SAN FRANCISCO - With all the ads bombarding dealers at the National Automobile Dealers Association convention, the message was clear: Internet auto-buying services desperately want dealers' business.
But while thousands of dealers have turned to services such as Autoweb.com and Autobytel.com as a source of Internet sales leads, some dealers are starting to re-evaluate the buying services.
Dealer skepticism was evident at the NADA convention, particularly among the nation's largest dealerships groups.
Sid DeBoer, chairman of publicly traded Lithia Motors Inc. of Medford, Ore., said third-party online auto brokers will compete with a growing number of dealer Web sites.
'We don't think they'll necessarily thrive in the future because we think we can develop a brand strategy of our own under Lithia.com that will attract consumers to our address directly,' DeBoer said.
Kevin Rinke, who has Detroit area Pontiac-GMC, Cadillac and Toyota dealerships, agrees with DeBoer: Five to 10 years from now, there will not be room for third-party online brokers.
At press conferences during the convention, independent buying services were asked repeatedly: Now that the factories have launched buying services, why do you need to exist?

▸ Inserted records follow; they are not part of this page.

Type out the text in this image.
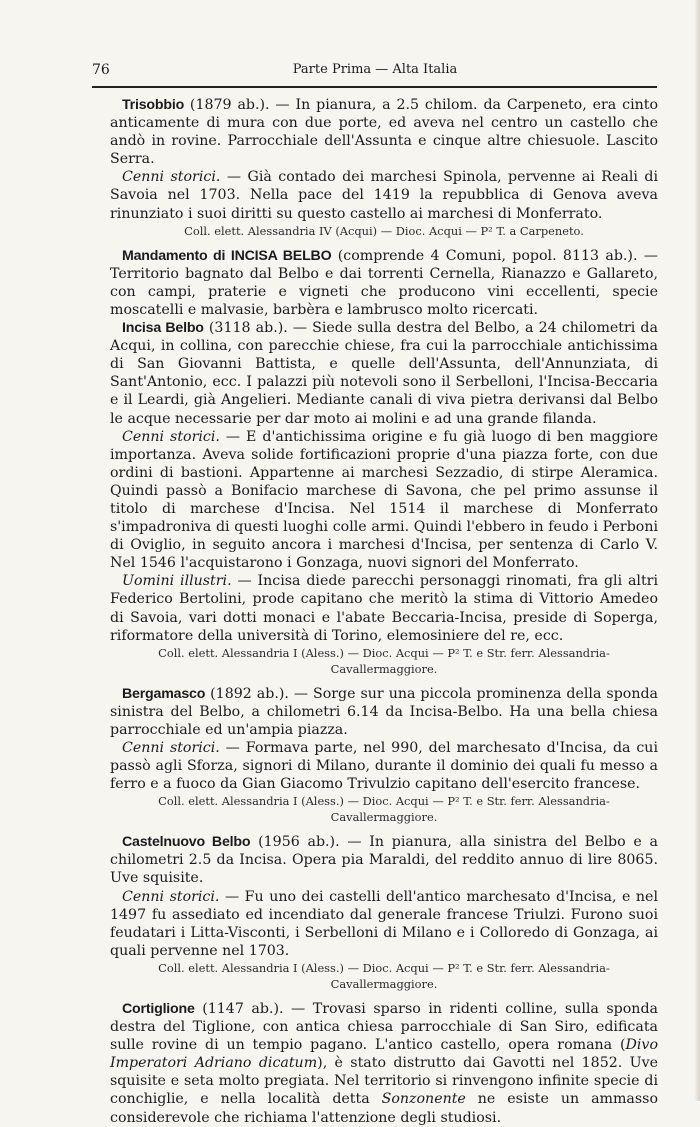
76	Parte Prima — Alta Italia

Trisobbio (1879 ab.). — In pianura, a 2.5 chilom. da Carpeneto, era cinto anticamente di mura con due porte, ed aveva nel centro un castello che andò in rovine. Parrocchiale dell'Assunta e cinque altre chiesuole. Lascito Serra.

Cenni storici. — Già contado dei marchesi Spinola, pervenne ai Reali di Savoia nel 1703. Nella pace del 1419 la repubblica di Genova aveva rinunziato i suoi diritti su questo castello ai marchesi di Monferrato.

Coll. elett. Alessandria IV (Acqui) — Dioc. Acqui — P² T. a Carpeneto.

Mandamento di INCISA BELBO (comprende 4 Comuni, popol. 8113 ab.). — Territorio bagnato dal Belbo e dai torrenti Cernella, Rianazzo e Gallareto, con campi, praterie e vigneti che producono vini eccellenti, specie moscatelli e malvasie, barbèra e lambrusco molto ricercati.

Incisa Belbo (3118 ab.). — Siede sulla destra del Belbo, a 24 chilometri da Acqui, in collina, con parecchie chiese, fra cui la parrocchiale antichissima di San Giovanni Battista, e quelle dell'Assunta, dell'Annunziata, di Sant'Antonio, ecc. I palazzi più notevoli sono il Serbelloni, l'Incisa-Beccaria e il Leardi, già Angelieri. Mediante canali di viva pietra derivansi dal Belbo le acque necessarie per dar moto ai molini e ad una grande filanda.

Cenni storici. — E d'antichissima origine e fu già luogo di ben maggiore importanza. Aveva solide fortificazioni proprie d'una piazza forte, con due ordini di bastioni. Appartenne ai marchesi Sezzadio, di stirpe Aleramica. Quindi passò a Bonifacio marchese di Savona, che pel primo assunse il titolo di marchese d'Incisa. Nel 1514 il marchese di Monferrato s'impadroniva di questi luoghi colle armi. Quindi l'ebbero in feudo i Perboni di Oviglio, in seguito ancora i marchesi d'Incisa, per sentenza di Carlo V. Nel 1546 l'acquistarono i Gonzaga, nuovi signori del Monferrato.

Uomini illustri. — Incisa diede parecchi personaggi rinomati, fra gli altri Federico Bertolini, prode capitano che meritò la stima di Vittorio Amedeo di Savoia, vari dotti monaci e l'abate Beccaria-Incisa, preside di Soperga, riformatore della università di Torino, elemosiniere del re, ecc.

Coll. elett. Alessandria I (Aless.) — Dioc. Acqui — P² T. e Str. ferr. Alessandria-Cavallermaggiore.

Bergamasco (1892 ab.). — Sorge sur una piccola prominenza della sponda sinistra del Belbo, a chilometri 6.14 da Incisa-Belbo. Ha una bella chiesa parrocchiale ed un'ampia piazza.

Cenni storici. — Formava parte, nel 990, del marchesato d'Incisa, da cui passò agli Sforza, signori di Milano, durante il dominio dei quali fu messo a ferro e a fuoco da Gian Giacomo Trivulzio capitano dell'esercito francese.

Coll. elett. Alessandria I (Aless.) — Dioc. Acqui — P² T. e Str. ferr. Alessandria-Cavallermaggiore.

Castelnuovo Belbo (1956 ab.). — In pianura, alla sinistra del Belbo e a chilometri 2.5 da Incisa. Opera pia Maraldi, del reddito annuo di lire 8065. Uve squisite.

Cenni storici. — Fu uno dei castelli dell'antico marchesato d'Incisa, e nel 1497 fu assediato ed incendiato dal generale francese Triulzi. Furono suoi feudatari i Litta-Visconti, i Serbelloni di Milano e i Colloredo di Gonzaga, ai quali pervenne nel 1703.

Coll. elett. Alessandria I (Aless.) — Dioc. Acqui — P² T. e Str. ferr. Alessandria-Cavallermaggiore.

Cortiglione (1147 ab.). — Trovasi sparso in ridenti colline, sulla sponda destra del Tiglione, con antica chiesa parrocchiale di San Siro, edificata sulle rovine di un tempio pagano. L'antico castello, opera romana (Divo Imperatori Adriano dicatum), è stato distrutto dai Gavotti nel 1852. Uve squisite e seta molto pregiata. Nel territorio si rinvengono infinite specie di conchiglie, e nella località detta Sonzonente ne esiste un ammasso considerevole che richiama l'attenzione degli studiosi.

Dean DeBiase, president of Autoweb.com of Santa Clara, Calif., said an independent buying service offers information on a variety of makes - not just one. Shoppers seem to trust information from a third-party site more than information from a dealer or manufacturer site, which are seen as delivering sales pitches, DeBiase said.
Buying services acknowledge that dealer fees are most of their revenue - and that revenue is limited. Autoweb.com said it is trying to expand other revenue streams, such as selling ad space on its site. Its revenue in 1998 was $13 million. According to NADA, that is a little more than half the average new-car dealer's annual revenue.